Você já deve ter se deparado com várias pessoas que dizem que têm aversão às armas. Muitas delas não conseguem sequer permanecer no mesmo local que esse equipamento está presente.
“Ah, guarda esse negócio, pelo amor de Deus”
“Sai daqui com isso, vai que ela dispara…”
“Não sei porquê trouxe isso, estamos dentro de casa”
Desde que eu me tornei policial escuto muito essas frases, seja numa roda e amigos ou numa reunião familiar.
Inobstante aos argumentos que eu apresento; a violência crescente, a necessidade de portar em virtude da minha profissão, o melhor equalizador de forças entre uma mulher e um agressor, a possibilidade de ocorrência de um assalto… nada faz com que essa hostilidade cesse.
Passei a buscar entender a razão pela qual essas pessoas possuíam essa repulsão e, conversando com muitas delas, cheguei a uma conclusão.
Elas têm medo do desconhecido.
É natural do ser humano, em maior ou menor grau temer o que se desconhece e essa emoção é uma das mais básicas e úteis que podemos experimentar. O medo é um freio.
Ao longo de toda a história ele nos permite enfrentar situações perigosas ou fugir delas, facilitando nossa sobrevivência. Aprendemos informações valiosas após enfrentar uma situação ameaçadora: guardamos na memória qual era o principal perigo e como o superamos. No entanto, existem medos que se baseiam, especificamente, na falta dessa informação, como é o caso do medo do desconhecido, e é a ele que atribuo essa completa antipatia quando se trata das armas de fogo.

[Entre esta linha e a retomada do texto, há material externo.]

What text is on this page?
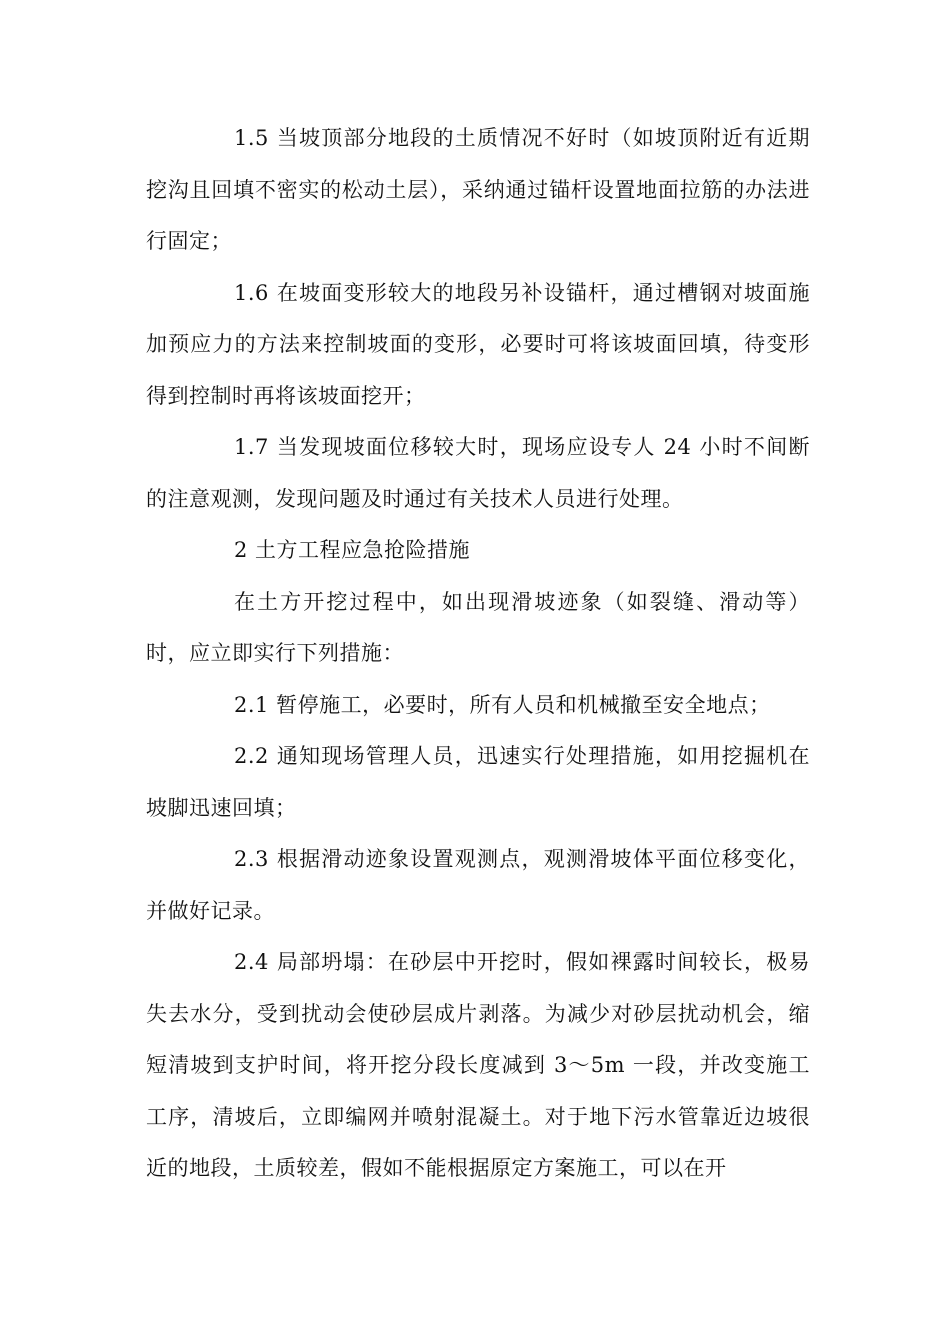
1.5 当坡顶部分地段的土质情况不好时（如坡顶附近有近期挖沟且回填不密实的松动土层），采纳通过锚杆设置地面拉筋的办法进行固定；

1.6 在坡面变形较大的地段另补设锚杆，通过槽钢对坡面施加预应力的方法来控制坡面的变形，必要时可将该坡面回填，待变形得到控制时再将该坡面挖开；

1.7 当发现坡面位移较大时，现场应设专人 24 小时不间断的注意观测，发现问题及时通过有关技术人员进行处理。

2 土方工程应急抢险措施

在土方开挖过程中，如出现滑坡迹象（如裂缝、滑动等）时，应立即实行下列措施：

2.1 暂停施工，必要时，所有人员和机械撤至安全地点；

2.2 通知现场管理人员，迅速实行处理措施，如用挖掘机在坡脚迅速回填；

2.3 根据滑动迹象设置观测点，观测滑坡体平面位移变化，并做好记录。

2.4 局部坍塌：在砂层中开挖时，假如裸露时间较长，极易失去水分，受到扰动会使砂层成片剥落。为减少对砂层扰动机会，缩短清坡到支护时间，将开挖分段长度减到 3～5m 一段，并改变施工工序，清坡后，立即编网并喷射混凝土。对于地下污水管靠近边坡很近的地段，土质较差，假如不能根据原定方案施工，可以在开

Entendo que o medo do desconhecido é algo universal. A incerteza faz parte da nossa vida, pois na maioria das vezes não sabemos o que irá acontecer e nem como. Alguns reagem melhor a essa emoção, abordando e considerando possíveis soluções. Outras pessoas têm mais dificuldade e acabam se colocando emocionalmente bloqueadas por ele.
Esse medo, no meio da psicologia, também é conhecido como intolerância às incertezas. É a tendência de sentir medo diante de uma situação ou objeto sobre o qual falta informação, e por isso é percebido como um perigo. Ou seja, sentir medo diante de uma situação ou estímulo que não sabemos o que vai nos trazer, acompanhado da percepção de que não será algo agradável.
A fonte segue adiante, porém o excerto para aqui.